At the hospital it was strange to follow nurses’ instructions and massage my arm with oil to prevent scarring. The touch was so different than the previous attention I had given to the arm. It felt strange. Every once in a while, I would look down and think ‘I did that.’
Now I call it my tiger arm.
Of course, I make fun of it. That’s how I roll. Does your summer collection feature anything with long sleeves? Me and my friend came up with our own company called ‘Cutting Edge Entertainment,” and our first production would be ‘Self-harm: the musical.’
It would feature some classics such as Johnny Cash’ rendition of ‘Hurt’, Linkin Park’s ‘Numb’ and Britney Spears’ ‘Oops, I did it again.’
I was offered rubber bands as a substitute in hospital but I’d end up breaking them sooner rather than later after banging the band against the same spot in my arm over a thousand times in a row. Frustrated that I wasn’t allowed a knife, my arms would bear more resemblance to zebra’s legs. In any case, it was worth a try.
A while ago I got upset. I went to shops, came back. Still felt like cutting. Left the groceries on the floor. I went out, bought some antihistamine which I had forgotten and paid at the self-service check out with the smallest coins I could find to kill time.
I came back. Sat down. And for the first time since I got ill, I didn’t cut. I started crying again because I was so proud of myself. A twenty-five-year-old crying her eyes out because she had had the restraint to not to slice herself with kitchen utensils.
To a healthy person, self-harm makes just about the same amount of sense as killing yourself. But it did help me. It offered a break from the suffocating pressure that was crushing me. When I was overwhelmed, it brought me back to reality. As I became more and more numb as the depression ate away everything that made me human, at least I could still feel pain. As I went about my day, I could touch my arm over the shirt and know my gills were there. It was comforting.
Once I got involved with the local crisis team, it was such a relief to talk about it. Finally someone didn’t get upset or tell me to stop. They recognised it was helping me at the time, so I could continue doing it until I felt ready to deal with the emotions in a more productive manner. They would advise where to cut to keep myself safe, told me to call if I cut too deep or if I suspected that I needed stitches. I liked that this otherwise horrifying and deeply emotional matter was dealt in a matter-of-fact way. It made it less scary. It brought me hope. It’s going to be OK.
I speak in the present tense because I have cut since that day I didn’t. I hardly do it anymore but can’t say I’m completely over it yet. Who would’ve thought that cutting yourself with a bread knife would be such a difficult habit to kick? Usually people complain about not being able to say ‘no’ to chocolate.
Those setback days go to the category of ‘blips.’ Such an innocent word. When suffering from a mental illness, ‘blip’ is everyone else’s ‘tits up.’

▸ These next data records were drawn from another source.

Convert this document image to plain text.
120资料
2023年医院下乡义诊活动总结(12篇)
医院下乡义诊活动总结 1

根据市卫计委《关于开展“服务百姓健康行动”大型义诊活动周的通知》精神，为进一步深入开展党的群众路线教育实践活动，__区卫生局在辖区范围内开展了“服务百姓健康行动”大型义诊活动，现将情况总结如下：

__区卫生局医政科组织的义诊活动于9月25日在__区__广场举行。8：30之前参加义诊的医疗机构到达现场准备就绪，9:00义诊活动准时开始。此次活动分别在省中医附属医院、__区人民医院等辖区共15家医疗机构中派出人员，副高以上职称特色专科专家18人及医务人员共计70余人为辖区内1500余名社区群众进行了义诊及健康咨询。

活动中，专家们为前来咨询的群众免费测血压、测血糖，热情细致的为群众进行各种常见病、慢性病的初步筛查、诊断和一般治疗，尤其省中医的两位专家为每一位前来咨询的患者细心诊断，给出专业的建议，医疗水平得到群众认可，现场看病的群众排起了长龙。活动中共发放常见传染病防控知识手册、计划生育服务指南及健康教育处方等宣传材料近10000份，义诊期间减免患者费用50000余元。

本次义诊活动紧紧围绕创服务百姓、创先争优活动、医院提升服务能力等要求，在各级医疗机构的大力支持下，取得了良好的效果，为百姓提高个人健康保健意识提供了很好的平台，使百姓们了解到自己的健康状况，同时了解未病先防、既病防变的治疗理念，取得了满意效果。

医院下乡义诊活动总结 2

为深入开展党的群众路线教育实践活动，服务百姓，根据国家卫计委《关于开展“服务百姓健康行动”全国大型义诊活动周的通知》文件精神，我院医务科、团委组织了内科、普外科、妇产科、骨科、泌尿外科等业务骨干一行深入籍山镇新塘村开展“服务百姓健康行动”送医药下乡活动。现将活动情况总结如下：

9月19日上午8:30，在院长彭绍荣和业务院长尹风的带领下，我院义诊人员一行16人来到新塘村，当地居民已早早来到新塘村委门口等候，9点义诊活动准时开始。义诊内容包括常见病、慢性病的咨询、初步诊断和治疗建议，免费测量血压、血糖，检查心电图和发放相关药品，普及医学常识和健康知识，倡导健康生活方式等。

Still, just like with any blip, you dust yourself and move on. I have an amazing care-coordinator, who always manages to put things into right perspective for me. A setback doesn’t undermine all the good progress that has been made. Which it doesn’t.
My scars are faint, so it’s difficult for anyone else to see them. In some twisted way, I’m proud of my tiger arm. This was something that helped me, when I was really poorly. It still helps me sometimes when I’m overwhelmed but I have come far enough to know other ways to face those emotions.
Still, it’s a part of my personal history, a body part, a part of me.